One question in the United States is whether Occupy Wall Street will eventually become a liberal counterweight to the conservative populism of the tea party movement. Heaney said he sees some similarity in terms of the sense of fear and anger driving both sides.
If the tea party was a conservative response to President Barack Obama's economic bailout plan in the spring of 2009, Occupy Wall Street came about partly due to liberals' reaction to the outcome of this summer's acrimonious debt-ceiling debate, Heaney argues. Obama and other top Democrats ultimately agreed to more than $2 trillion in spending cuts without any tax hikes on Wall Street financiers or others considered responsible for the economic crisis.
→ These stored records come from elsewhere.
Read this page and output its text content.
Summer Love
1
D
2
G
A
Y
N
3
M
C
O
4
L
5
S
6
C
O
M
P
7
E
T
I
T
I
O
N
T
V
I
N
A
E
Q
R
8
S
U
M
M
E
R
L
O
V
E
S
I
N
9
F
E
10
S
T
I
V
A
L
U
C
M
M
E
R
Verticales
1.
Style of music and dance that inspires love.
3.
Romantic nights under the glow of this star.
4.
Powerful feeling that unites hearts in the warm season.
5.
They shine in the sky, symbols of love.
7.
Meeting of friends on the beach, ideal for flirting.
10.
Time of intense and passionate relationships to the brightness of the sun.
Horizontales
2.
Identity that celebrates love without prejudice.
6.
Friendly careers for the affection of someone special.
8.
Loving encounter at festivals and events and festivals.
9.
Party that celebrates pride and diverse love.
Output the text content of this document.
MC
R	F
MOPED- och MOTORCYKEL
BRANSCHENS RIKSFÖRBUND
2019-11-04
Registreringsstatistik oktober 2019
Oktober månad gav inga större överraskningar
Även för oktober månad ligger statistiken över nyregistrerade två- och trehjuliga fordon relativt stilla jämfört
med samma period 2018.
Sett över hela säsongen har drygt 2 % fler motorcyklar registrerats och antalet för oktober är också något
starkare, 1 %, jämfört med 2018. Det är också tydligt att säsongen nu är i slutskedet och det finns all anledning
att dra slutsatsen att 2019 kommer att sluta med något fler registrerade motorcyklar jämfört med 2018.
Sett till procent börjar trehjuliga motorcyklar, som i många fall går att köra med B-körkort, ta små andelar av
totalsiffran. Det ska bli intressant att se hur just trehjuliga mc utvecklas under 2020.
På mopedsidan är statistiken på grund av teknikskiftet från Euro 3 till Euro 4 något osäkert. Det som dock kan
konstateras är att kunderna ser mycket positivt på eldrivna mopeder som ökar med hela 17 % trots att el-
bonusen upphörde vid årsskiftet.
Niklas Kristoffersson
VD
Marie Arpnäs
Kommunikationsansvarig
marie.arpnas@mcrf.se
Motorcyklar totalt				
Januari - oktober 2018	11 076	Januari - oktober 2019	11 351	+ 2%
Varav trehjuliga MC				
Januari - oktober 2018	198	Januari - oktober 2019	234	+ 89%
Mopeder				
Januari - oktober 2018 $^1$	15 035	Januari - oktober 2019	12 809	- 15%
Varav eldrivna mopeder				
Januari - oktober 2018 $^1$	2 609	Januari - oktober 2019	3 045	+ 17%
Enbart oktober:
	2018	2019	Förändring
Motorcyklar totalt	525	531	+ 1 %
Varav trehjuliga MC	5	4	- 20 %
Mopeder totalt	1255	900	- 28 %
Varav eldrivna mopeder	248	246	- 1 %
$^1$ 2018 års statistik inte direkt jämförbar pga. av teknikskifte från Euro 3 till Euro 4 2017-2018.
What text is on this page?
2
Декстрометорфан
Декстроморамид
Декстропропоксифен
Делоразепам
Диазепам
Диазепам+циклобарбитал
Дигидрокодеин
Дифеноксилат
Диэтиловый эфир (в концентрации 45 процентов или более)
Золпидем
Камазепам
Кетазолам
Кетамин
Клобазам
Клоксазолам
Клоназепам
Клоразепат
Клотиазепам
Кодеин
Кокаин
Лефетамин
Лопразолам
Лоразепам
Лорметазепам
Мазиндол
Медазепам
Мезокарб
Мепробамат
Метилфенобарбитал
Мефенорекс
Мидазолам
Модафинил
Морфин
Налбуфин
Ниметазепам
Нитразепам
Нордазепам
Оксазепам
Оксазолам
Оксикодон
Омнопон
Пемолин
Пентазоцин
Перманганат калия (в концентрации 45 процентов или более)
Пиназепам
Progressives "watched in horror" during the debt-ceiling debate, he said. "Obama showed that he wasn't able to deal" effectively with the right wing.
As a result, there's now an "acute sense of threat" on the political left that has encouraged certain people to take to the streets.
Until now, however, the tea party and Occupy Wall Street have differed sharply in terms of their emphasis on organization, with tea party activists far more willing to use traditional political strategies such as lobbying and fielding candidates for political office. Anarchist elements of the original Occupy Wall Street movement have neither the experience nor the inclination to do that, Heaney said.
Now, however, the movement has spread to labor unions and other organizations with more political experience and interest in building lasting political institutions. It is unclear to what extent -- if any -- those elements will ultimately co-opt the movement.
Economic angst is also fueling the protests overseas, though marchers in other countries have their set of specific grievances. Western Europe in particular is wrestling with the ramifications of a growing push for fiscal austerity along with its own lingering anarchist movement.
The Europeans and others are "copying a protest," Heaney argued.
While the broader movement's future is hazy, it can already claim one key success: raising the salience of issues of economic inequality.
Liberal and conservative politicians are likely to start paying "a lot more attention to these issues than they otherwise would have," Heaney said.
CNN's Deanna Proeller contributed to this report.